Claire Tillequin, directrice de la Clinique Saint-Martin (Vesoul)

Proposer des bilans de santé aux salariés des entreprises locales… D’où vient cette idée ?

L’idée a germé en août 2018. Le groupe C2S a souhaité lors de l’acquisition de la clinique, en faire un site pilote pour expérimenter ce type de bilans de santé, dans le cadre de l’article 51. Hasard du calendrier, au même moment le Premier ministre prenait connaissance d’un rapport intitulé « Santé au travail : vers un système simplifié pour une prévention renforcée ». Nous sommes dans l’air du temps. Aujourd’hui, avec l’allongement des délais pour obtenir un rendez-vous, un salarié qui souhaite faire un check-up complet en a pour 6 mois à 1 an. Nous avons donc eu l’idée de fluidifier le parcours de soin en proposant aux entreprises et administrations, pour les salariés volontaires, un bilan complet et personnalisé réalisé sur une seule journée.

Nous avons commencé par « prendre la température » auprès d’entreprises de Haute-Saône, dont une tréfilerie * qui a été intéressée d’emblée. Elle appartient à un groupe allemand de métallurgie, dont la culture d’entreprise accorde une place importante aux démarches de prévention. Ensuite, les représentants de l’ARS nous ont confortés dans notre volonté de travailler en partenariat avec les acteurs de la santé au travail : Organisme pour la prévention des risques professionnels et de la santé au travail, Association régionale pour l’amélioration des conditions de travail, Medef, médecins du travail, etc. Le projet d’expérimentation est en cours de montage, et au vu de l’intérêt porté par l’ARS nous espérons une réponse favorable d’ici juin pour pouvoir démarrer fin 2019.

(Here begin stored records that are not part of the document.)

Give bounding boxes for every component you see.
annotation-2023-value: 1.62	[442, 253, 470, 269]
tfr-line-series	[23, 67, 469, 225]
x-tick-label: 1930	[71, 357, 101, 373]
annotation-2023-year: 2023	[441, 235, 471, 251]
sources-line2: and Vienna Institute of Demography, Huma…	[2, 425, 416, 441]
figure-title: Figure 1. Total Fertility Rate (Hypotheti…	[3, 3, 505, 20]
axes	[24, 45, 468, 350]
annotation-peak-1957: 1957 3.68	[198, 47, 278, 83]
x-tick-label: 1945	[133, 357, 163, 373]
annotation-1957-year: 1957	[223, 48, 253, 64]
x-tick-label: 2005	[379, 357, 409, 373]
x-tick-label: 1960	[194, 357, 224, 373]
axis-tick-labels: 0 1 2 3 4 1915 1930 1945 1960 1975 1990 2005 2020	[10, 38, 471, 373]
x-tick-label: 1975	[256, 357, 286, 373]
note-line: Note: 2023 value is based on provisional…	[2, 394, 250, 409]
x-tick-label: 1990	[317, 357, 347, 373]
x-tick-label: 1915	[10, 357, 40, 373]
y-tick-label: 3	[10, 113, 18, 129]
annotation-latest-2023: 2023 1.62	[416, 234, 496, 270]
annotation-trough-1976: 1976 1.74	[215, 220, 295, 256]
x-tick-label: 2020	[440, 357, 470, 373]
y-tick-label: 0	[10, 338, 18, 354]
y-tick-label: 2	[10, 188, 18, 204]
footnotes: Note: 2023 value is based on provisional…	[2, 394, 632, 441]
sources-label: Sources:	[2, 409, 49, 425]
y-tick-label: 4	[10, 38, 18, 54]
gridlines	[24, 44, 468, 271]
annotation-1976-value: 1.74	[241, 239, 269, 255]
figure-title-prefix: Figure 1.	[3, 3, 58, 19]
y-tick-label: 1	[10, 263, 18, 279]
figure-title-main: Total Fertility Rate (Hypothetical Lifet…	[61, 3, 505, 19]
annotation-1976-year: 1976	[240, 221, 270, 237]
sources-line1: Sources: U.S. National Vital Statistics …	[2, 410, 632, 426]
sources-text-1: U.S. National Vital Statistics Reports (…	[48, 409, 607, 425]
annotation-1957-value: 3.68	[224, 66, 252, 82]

De quoi s’agit-il précisément ?

Ces bilans seront d’abord proposés aux entreprises de plus de 50 salariés, mais nous comptons ensuite ouvrir le dispositif, y compris aux TPE. Tous les secteurs d’activité de notre territoire seront ciblés : l’industrie, qui est très présente, mais aussi le BTP, l’agriculture et le secteur tertiaire. Ce check-up ne remplacera pas les bilans proposés par la CPAM, qui s’adressent essentiellement à une population en situation de précarité et ne tiennent pas compte de l’activité professionnelle.

Concrètement, chaque salarié sera reçu par un médecin coordinateur, qui travaillera en lien étroit avec le médecin du travail et le médecin traitant. Il disposera du dossier médical du salarié ainsi qu’une cartographie des risques professionnels auxquels celui-ci est exposé, ou a été exposé précédemment, susceptibles de générer une maladie professionnelle. En lien avec la médecine du travail et l’URPS, des protocoles seront rédigés pour spécifier les examens à réaliser : bilan biologique, pneumo, cardio, urologique, ORL, mais aussi diététique ou psychologique. Nous nous appuierons notamment sur notre service d’imagerie équipé d’un scanner. Nous souhaitons proposer également aux salariés, en complément de ces bilans, des séances d’éducation thérapeutique en lien avec leur problématique de santé. Le médecin coordinateur sera garant de la confidentialité des données de santé. Avec l’accord du salarié, il adressera une synthèse via le DMP au médecin traitant et au médecin du travail.

Vous souhaitez aller plus loin…

Outre ces bilans complets, le médecin du travail pourra nous adresser les salariés pour un examen ponctuel. À terme, nous pourrions centraliser l’offre de santé au travail, et coordonner la multitude de ses acteurs : par exemple, les ergonomes qui interviennent en aval pour des aménagements de postes. Cette offre de santé au travail est actuellement fractionnée, cela a été montré dans le rapport publié en août. Autre intérêt : en centralisant les examens, nous pourrons exploiter au mieux, d’un point de vue statistique, les données relatives à l’exposition aux risques professionnels. Cette innovation en appelle d’autres… Par exemple, certains actes seront donc réalisés par des praticiens libéraux de Haute-Saône, via une application de télé expertise.

Le financement est lui aussi à inventer. Nous avons demandé une expérimentation pour une durée de 5 ans, pendant laquelle l’ARS prendra en charge les coûts. La seule contribution des entreprises sera de libérer les salariés sur une journée. À l’issue de l’expérimentation, ce financement restera à déterminer. Ils ont tout intérêt à favoriser la prévention, pour réduire les coûts liés aux arrêts maladie, pensions d’invalidité, indemnisations, etc. Éviter le renoncement aux soins, réduire les inégalités territoriales et faire des économies sont les principaux bénéfices attendus.